United States District Court, D. Delaware
before the Court are Defendant's Motions to Strike the
Untimely Declarations from Dr. Almeroth and Dr. Cooklev (D.I.
1032, 1035) and Plaintiffs Motion for Leave to File a Fourth
Amended Complaint (D.I. 1079). I have reviewed the
parties' briefing associated with the motions. (D.I.
1033, 1036, 1062, 1065, 1079, 1087, 1089). At the pre-trial
conference, Defendant agreed that Plaintiffs motion could be
decided based upon the briefing in the motions in
limine, the disclosures in the pre-trial order, and the
arguments made at the pretrial conference.
TQ Delta filed this lawsuit against Defendant 2Wire on
November 4, 2013 asserting infringement of twenty-four
patents. (D.I. 1). I have divided the case into separate
trials based on families of patents. (D.I. 280). The motions
at issue herein address untimely disclosure of expert opinion
relating to the Family 2 and 3 patents. Fact discovery for
all the asserted patent families closed on October 1, 2018.

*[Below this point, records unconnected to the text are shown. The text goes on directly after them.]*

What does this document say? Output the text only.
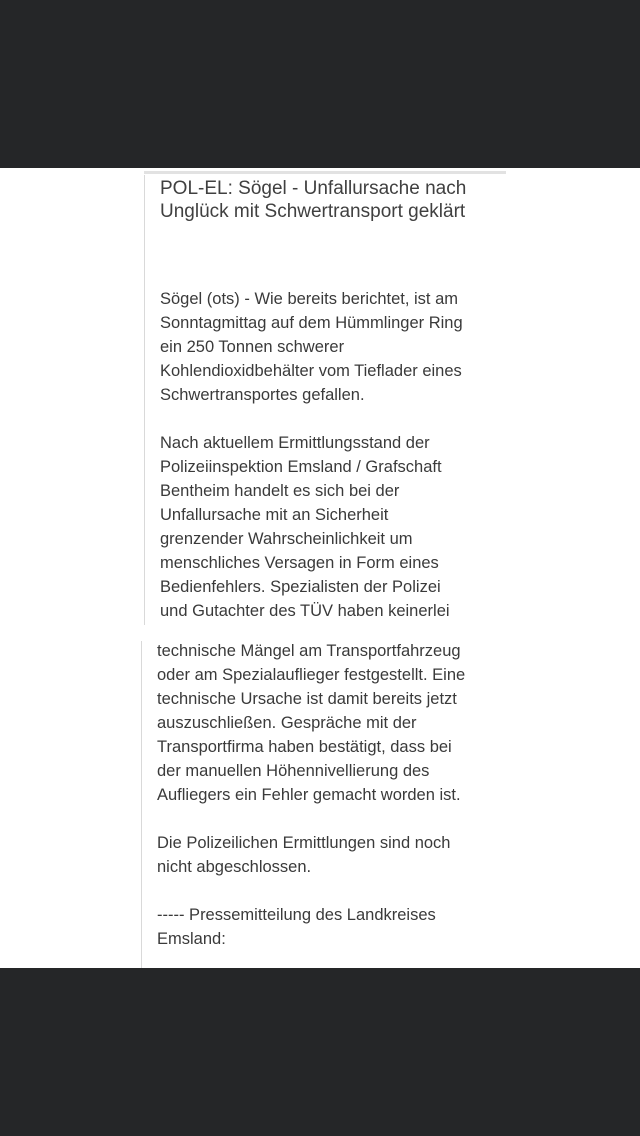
POL-EL: Sögel - Unfallursache nach Unglück mit Schwertransport geklärt

Sögel (ots) - Wie bereits berichtet, ist am
Sonntagmittag auf dem Hümmlinger Ring
ein 250 Tonnen schwerer
Kohlendioxidbehälter vom Tieflader eines
Schwertransportes gefallen.

Nach aktuellem Ermittlungsstand der
Polizeiinspektion Emsland / Grafschaft
Bentheim handelt es sich bei der
Unfallursache mit an Sicherheit
grenzender Wahrscheinlichkeit um
menschliches Versagen in Form eines
Bedienfehlers. Spezialisten der Polizei
und Gutachter des TÜV haben keinerlei

technische Mängel am Transportfahrzeug
oder am Spezialauflieger festgestellt. Eine
technische Ursache ist damit bereits jetzt
auszuschließen. Gespräche mit der
Transportfirma haben bestätigt, dass bei
der manuellen Höhennivellierung des
Aufliegers ein Fehler gemacht worden ist.

Die Polizeilichen Ermittlungen sind noch
nicht abgeschlossen.

----- Pressemitteilung des Landkreises
Emsland:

Expert reports were sequenced as follows: Family 2 opening
reports were due on November 2, 2018; Family 2 rebuttal
reports were due on November 29, 2018; Family 2 reply reports
were due on December 21, 2018; Family 3 opening reports were
due on November 28, 2018; Family 3 rebuttal reports were due
on December 28, 2018; and Family 3 reply reports were due on
January 18, 2019. Expert discovery for both Family 2 and
Family 3 closed on February 8, 2019. The pretrial conference
for Family 2 took place on April 18, 2019 and trial is
scheduled for April 29, 2019. (D.I. 513). The pretrial
conference for Family 3 is scheduled for May 10, 2019 and
trial is scheduled for May 20, 2019.
motions to strike discussed herein concern two purportedly
untimely declarations from Plaintiffs expert Dr. Almeroth
(D.I. 971, 974) and the reply declaration of Dr. Cooklev in
support of Plaintiff s Family 2 Motion for Summary Judgment
of Infringement (D.I. 927). Dr. Almeroth's declarations
were filed on March 15, 2019. Dr. Cooklev's declaration
was filed concurrently with Family 2 reply briefing on March
12, 2019. Defendant has filed motions to strike all three
declarations, which it argues are untimely supplemental
reports by Plaintiffs experts. The parties now agree that
Defendant's motions are moot in regard to Dr.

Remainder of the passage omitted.